The difference between “this squad is magic” and “it didn’t do what I wanted” is almost always the brief, not the agent. Great delegation here is the same skill as briefing a sharp new hire: goal, context, constraints, and what done looks like.

Bad: “Write a blog post about our product.”

Good: “Write a 900-word post for founders who’ve outgrown spreadsheets, arguing that ops automation is a hiring decision. Pull real numbers from our May growth doc in Docs. Match the voice of our last two posts. Done looks like: a draft in Docs with a title I’d actually click, ready for my edit pass - don’t publish anything.”

Four moves that upgraded that prompt:

Audience + angle

, not just topic - “for founders who’ve outgrown spreadsheets, arguing X”.

Point at your materials

Agents can read your Docs; “pull from the May growth doc” beats pasting numbers.

Constraints that matter

Length, voice, and the guardrail (don’t publish).

Done looks like

Where the output lands and what state it’s in.

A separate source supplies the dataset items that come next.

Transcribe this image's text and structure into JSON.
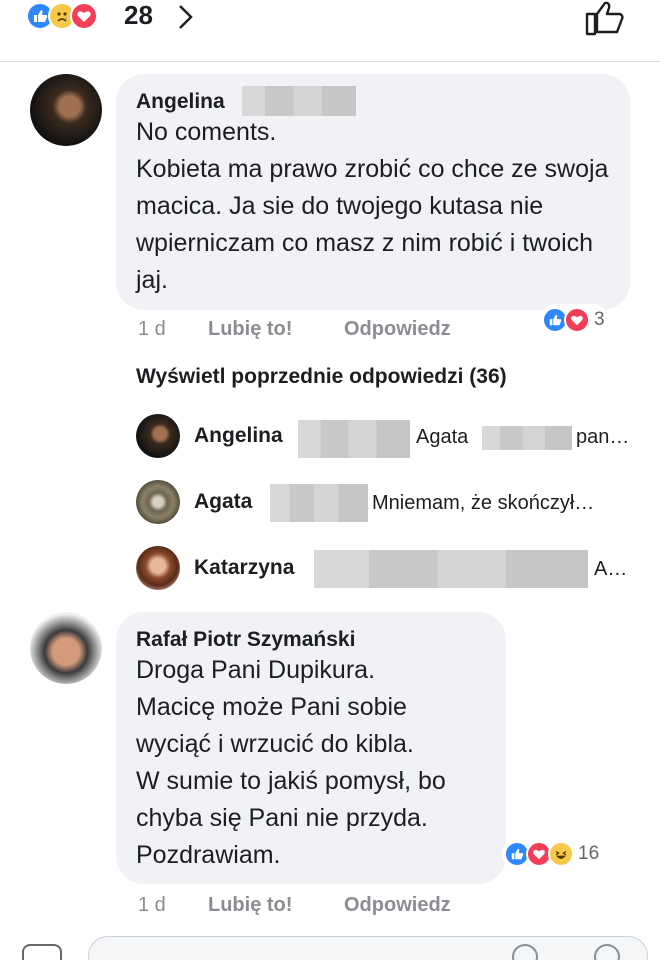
{
  "top": {
    "reactions": [
      "like",
      "sad",
      "love"
    ],
    "count": "28"
  },
  "comment1": {
    "author": "Angelina",
    "text": "No coments.\nKobieta ma prawo zrobić co chce ze swoja macica. Ja sie do twojego kutasa nie wpierniczam co masz z nim robić i twoich jaj.",
    "time": "1 d",
    "like_label": "Lubię to!",
    "reply_label": "Odpowiedz",
    "reactions": [
      "like",
      "love"
    ],
    "reaction_count": "3"
  },
  "previous_replies": "Wyświetl poprzednie odpowiedzi (36)",
  "replies": [
    {
      "name": "Angelina",
      "snippet": "Agata",
      "snippet_end": "pan…"
    },
    {
      "name": "Agata",
      "snippet": "Mniemam, że skończył…"
    },
    {
      "name": "Katarzyna",
      "snippet": "A…"
    }
  ],
  "comment2": {
    "author": "Rafał Piotr Szymański",
    "text": "Droga Pani Dupikura.\nMacicę może Pani sobie wyciąć i wrzucić do kibla.\nW sumie to jakiś pomysł, bo chyba się Pani nie przyda. Pozdrawiam.",
    "time": "1 d",
    "like_label": "Lubię to!",
    "reply_label": "Odpowiedz",
    "reactions": [
      "like",
      "love",
      "haha"
    ],
    "reaction_count": "16"
  },
  "colors": {
    "like": "#2d88ff",
    "love": "#f33e58",
    "sad": "#f7c948",
    "bubble": "#f0f2f5",
    "meta": "#8a8d91"
  }
}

💡 Tip: Say “open a ticket instead of guessing” whenever the work touches money, customers, or anything public. Agents treat it as law - the decision comes to My Tickets, and nothing embarrassing ships while you’re at lunch.

A reusable delegation template

[Goal — one sentence]. Context: [who it’s for / links to docs / what I already know]. Constraints: [length, voice, budget, deadline, what NOT to do]. If you hit a decision about [money/customers/direction], open a ticket. Done looks like: [artifact + where it lives + what state].

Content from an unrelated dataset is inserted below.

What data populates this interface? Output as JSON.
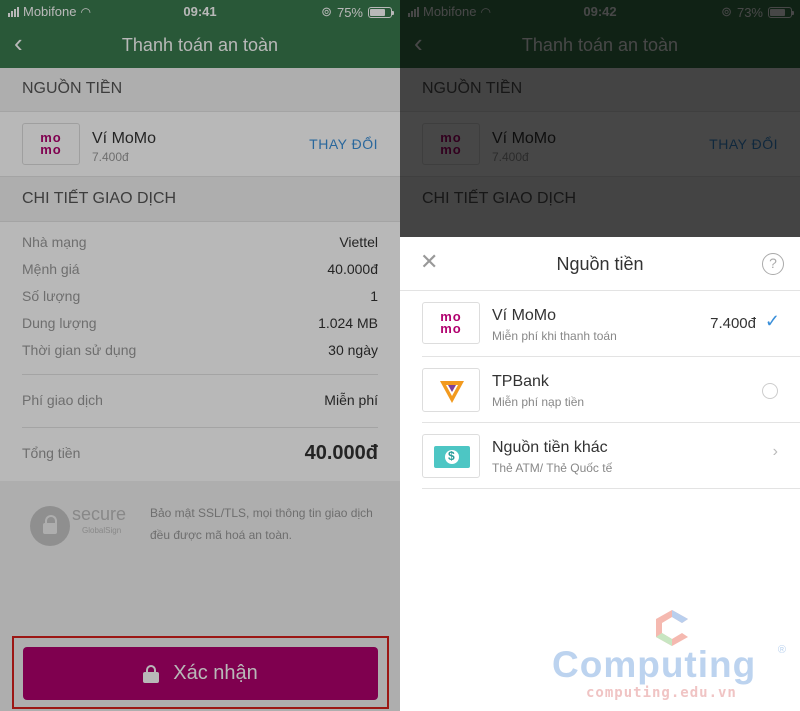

Level up: stop specifying, start briefing lanes. Once an agent nails a task twice, promote the instructions into its standing setup - the inbox briefing for email (Email → gear → Briefing), the schedule’s instructions for recurring jobs, or just tell the lead: “From now on, all competitor questions go to Atlas, and Atlas always cites sources.” The squad remembers. Your prompts get shorter every week - that’s the compounding.